Columbia-based University of Missouri Health Care's Mizzou BioJoint Center is facing at least 11 medical malpractice lawsuits as former patients allege the procedures they received at the facility failed.
Mizzou BioJoint Center's surgeries to treat knee osteoarthritis — called osteochondral allograft — replaces damaged parts of the knee with bone and cartilage from deceased organ donors, according to the Columbia Daily Tribune. The procedure aims to offer an alternative to total knee replacement. In 2016, Columbia Mayor Brian Treece marketed the procedure in a program to promote medical tourism.
Eleven lawsuits involving 17 patients allege medical malpractice and negligence — among other charges — against Missouri Orthopaedic Institute medical director James Cook, PhD, and orthopedic surgeon James Stannard, MD.
Here is a timeline of events so far:
The first lawsuit is filed in March. An active duty U.S. Army solider allegedly underwent two failed surgeries and then had a total knee replacement at Truman Memorial Veterans' Hospital in Columbia.
The second lawsuit claimed that a patient's implants became infected and required surgeries and intravenous antibiotics to control the infection. The suit claims that Dr. Stannard suggested a second biojoint procedure, but the patient sought a second opinion and had a total knee replacement instead.
A third patient filed a lawsuit alleging medical malpractice and misleading advertising, as he was not made aware that the procedure was "experimental."
In January, MU was ordered to comply with discovery requests in the cases of several former patients. Attorneys for university curators argued that the Merchandising Practices Act doesn't apply to curators as the MU is a public institution. They also claimed that plaintiffs named the curators to evade state medical malpractice caps, according to the Columbia Daily Tribune. Allegations that the university violated the Missouri Merchandising Practices Act are dismissed in April.
The number of former patients filing lawsuits against the Mizzou BioJoint Center climbed to 17, all of whom named Drs. Cook and Stannard and claimed that their procedures failed.
One patient was 16-years-old when she had her first biojoint procedure in 2013. She allegedly saw Dr. Stannard for a second failed biojoint procedure, before she sought a second opinion. She was later diagnosed with severe osteoarthritis, according to The Mexico Ledger.
In September, a spokesperson for MU Health Care said that patients were properly informed of risks associated with the procedure and that the health system stands by the Biojoint team.
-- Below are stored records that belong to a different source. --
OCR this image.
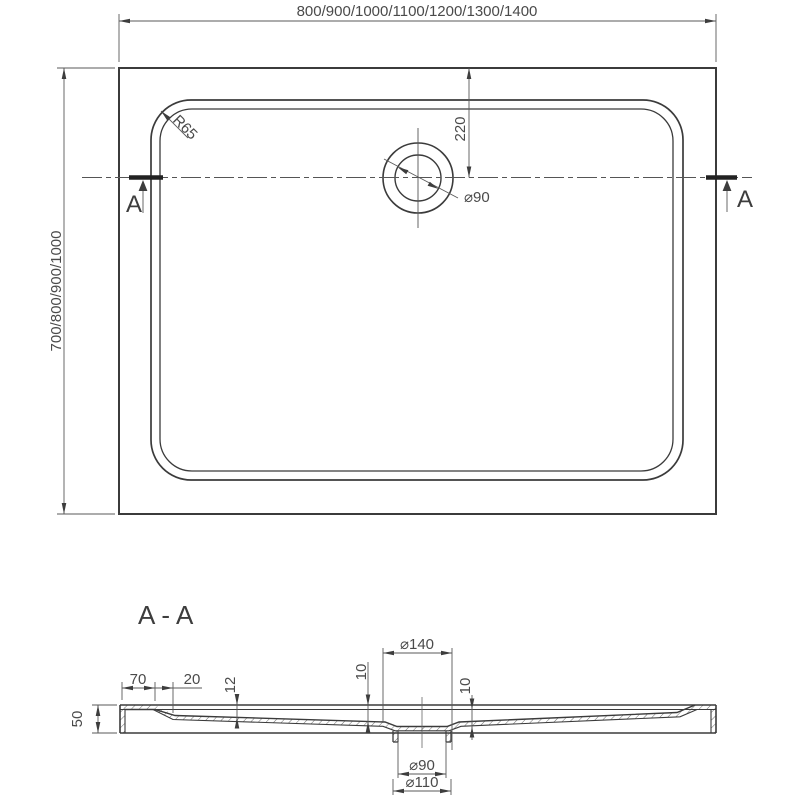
A	A
800/900/1000/1100/1200/1300/1400
700/800/900/1000
220
⌀90
R65
A-A
70 20 12
10
10
50
⌀140
⌀90
⌀110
In February, another lawsuit was filed, accusing Dr. Stannard of negligence after a former patient claimed he was not told that his procedure had a failure rate of 86 percent. The suit also accuses Dr. Stannard of allowing Dr. Cook to perform part of the surgery without medical direction or supervision.
With at least 11 cases from 17 different plaintiffs, attorneys for the plaintiffs are seeking to consolidate the malpractice suits against the Mizzou Biojoint Center.
The cases are ongoing and trial dates are yet to be set.
Editor's note: This story will be updated as more information becomes available.